Afghanistan back on the brink... again

With enough recent crises and challenges — Iran, Israel, Yemen, North Korea, Russia and Brexit — to keep foreign ministries fully occupied, it’s possible to overlook one that, having exploded 16 years ago, still burns: Afghanistan’s war goes on and on, currently at a low level but threatening to detonate again as the Taliban and increasingly Islamic State (IS) step up their campaigns across the country.

Afghanistan back on the brink... again

With enough recent crises and challenges — Iran, Israel, Yemen, North Korea, Russia and Brexit — to keep foreign ministries fully occupied, it’s possible to overlook one that, having exploded 16 years ago, still burns: Afghanistan’s war goes on and on, currently at a low level but threatening to detonate again as the Taliban and increasingly Islamic State (IS) step up their campaigns across the country.

You thought the war had been won some years ago by the US and its allies.

Think, sadly, again, and think, too, of the blood and treasure lost in that miserable, desperate country since 2001: Almost 2,300 American lives, and more than $1tn (€848bn) spent on America’s military operations, including $100bn on so-called nation-building.

The UK, too, has paid a price — 456 lives lost and many more wrecked by serious injuries — for its participation in what was known more than somewhat optimistically as Operation Enduring Freedom.

Britain’s losses in Afghanistan were greater than those taken in Iraq and the Falklands war.

There is in Afghanistan now markedly more freedom, thanks to the West’s military effort, than were was when the country was in the hands of the Taliban and providing the safe haven in which Al-Qaeda could plan its 9-11 attacks.

But by no stretch of the imagination can we be sure it will endure.

Estimates of who controls what and where vary, as does the intensity and nature of attacks by insurgents.

The most conservative assessment puts the Taliban in control of 15% to 20% of the country’s districts, while IS, which has a malicious presence in more than 30, strikes anywhere it can.

The Taliban generally targets people — army and police personnel — and places associated with the country’s government but, as can be expected, IS has no red lines: Its terrorist attacks murder civilians and, increasingly, Shia Muslims.

What is to be done, as the number of civilian casualties so far this year approaches the record-high levels reported during the same period in the past two years?

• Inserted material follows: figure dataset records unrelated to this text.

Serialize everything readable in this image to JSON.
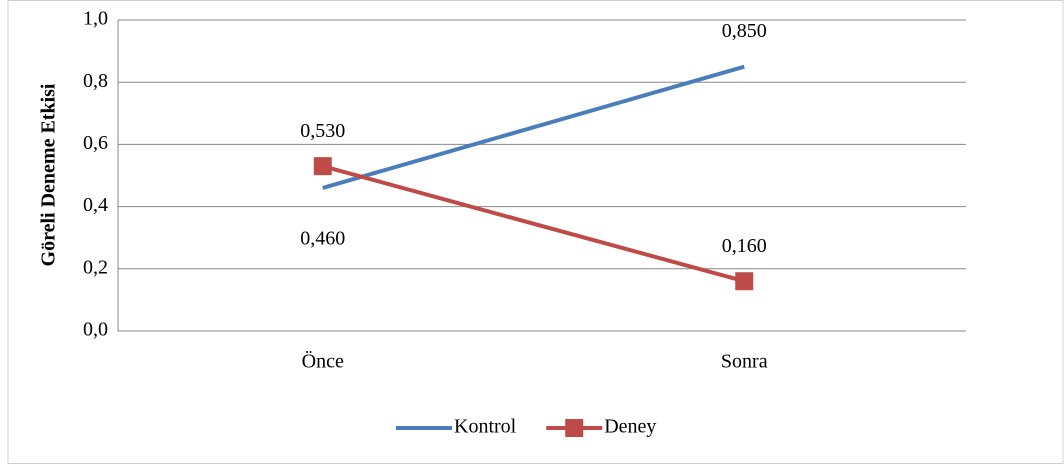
{
  "chart_data": {
    "type": "line",
    "y_label": "Göreli Deneme Etkisi",
    "categories": [
      "Önce",
      "Sonra"
    ],
    "series": [
      {
        "name": "Kontrol",
        "color": "#4a7ebb",
        "values": [
          0.46,
          0.85
        ],
        "value_labels": [
          "0,460",
          "0,850"
        ],
        "marker": "none"
      },
      {
        "name": "Deney",
        "color": "#be4b48",
        "values": [
          0.53,
          0.16
        ],
        "value_labels": [
          "0,530",
          "0,160"
        ],
        "marker": "square"
      }
    ],
    "ylim": [
      0,
      1
    ],
    "yticks": [
      {
        "value": 0,
        "label": "0,0"
      },
      {
        "value": 0.2,
        "label": "0,2"
      },
      {
        "value": 0.4,
        "label": "0,4"
      },
      {
        "value": 0.6,
        "label": "0,6"
      },
      {
        "value": 0.8,
        "label": "0,8"
      },
      {
        "value": 1,
        "label": "1,0"
      }
    ],
    "grid": true,
    "legend": "bottom"
  }
}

The government’s expensively-trained army suffers from low morale and the police force — also trained at great cost by Western governments — remains crippled by endemic corruption.

The country’s only thriving industry is the re-invigorated opium crop that funds the insurgents.

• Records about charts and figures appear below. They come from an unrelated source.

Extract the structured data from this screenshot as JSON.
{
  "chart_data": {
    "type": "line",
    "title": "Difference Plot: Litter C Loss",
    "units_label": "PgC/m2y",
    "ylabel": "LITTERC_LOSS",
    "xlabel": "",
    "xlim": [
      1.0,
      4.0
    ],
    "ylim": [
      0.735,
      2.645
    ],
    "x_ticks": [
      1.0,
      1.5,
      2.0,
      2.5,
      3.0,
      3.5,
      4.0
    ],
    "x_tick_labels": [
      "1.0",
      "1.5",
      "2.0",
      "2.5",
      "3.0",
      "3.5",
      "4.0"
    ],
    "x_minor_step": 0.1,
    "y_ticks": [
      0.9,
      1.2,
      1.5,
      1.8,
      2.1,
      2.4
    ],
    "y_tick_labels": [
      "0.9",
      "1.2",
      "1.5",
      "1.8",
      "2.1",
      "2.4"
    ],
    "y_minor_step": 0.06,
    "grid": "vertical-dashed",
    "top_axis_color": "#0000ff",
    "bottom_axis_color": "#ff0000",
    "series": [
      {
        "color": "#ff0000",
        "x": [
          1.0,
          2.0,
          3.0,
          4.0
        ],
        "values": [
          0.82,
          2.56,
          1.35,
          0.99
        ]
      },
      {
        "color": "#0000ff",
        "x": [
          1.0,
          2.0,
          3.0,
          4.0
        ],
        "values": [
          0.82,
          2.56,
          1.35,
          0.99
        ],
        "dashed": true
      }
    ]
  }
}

America’s answer, which will not be popular in the heartlands that put Mr Trump into the White House, is to increase its military presence and to ask its Nato allies to join it sending more soldiers.

That’s a request to which the British government — if not British voters — will respond positively, along with the familiar but unconvincing assurance that the mission will be about training, not combat.

Mission creep? Never heard of it!

The stage is set, then, for another round of The Great Game — the name given to Britain’s 19th century strategy for preventing other European powers, chiefly France and Russia, profiting from political collapse in Islamic Asia — goes on.

Some of the players on the field are new, others have left.

But there’s not the slightest signal suggesting that more Western boots — yet again — on the ground will succeed where, demonstrably, Operation Enduring Freedom failed.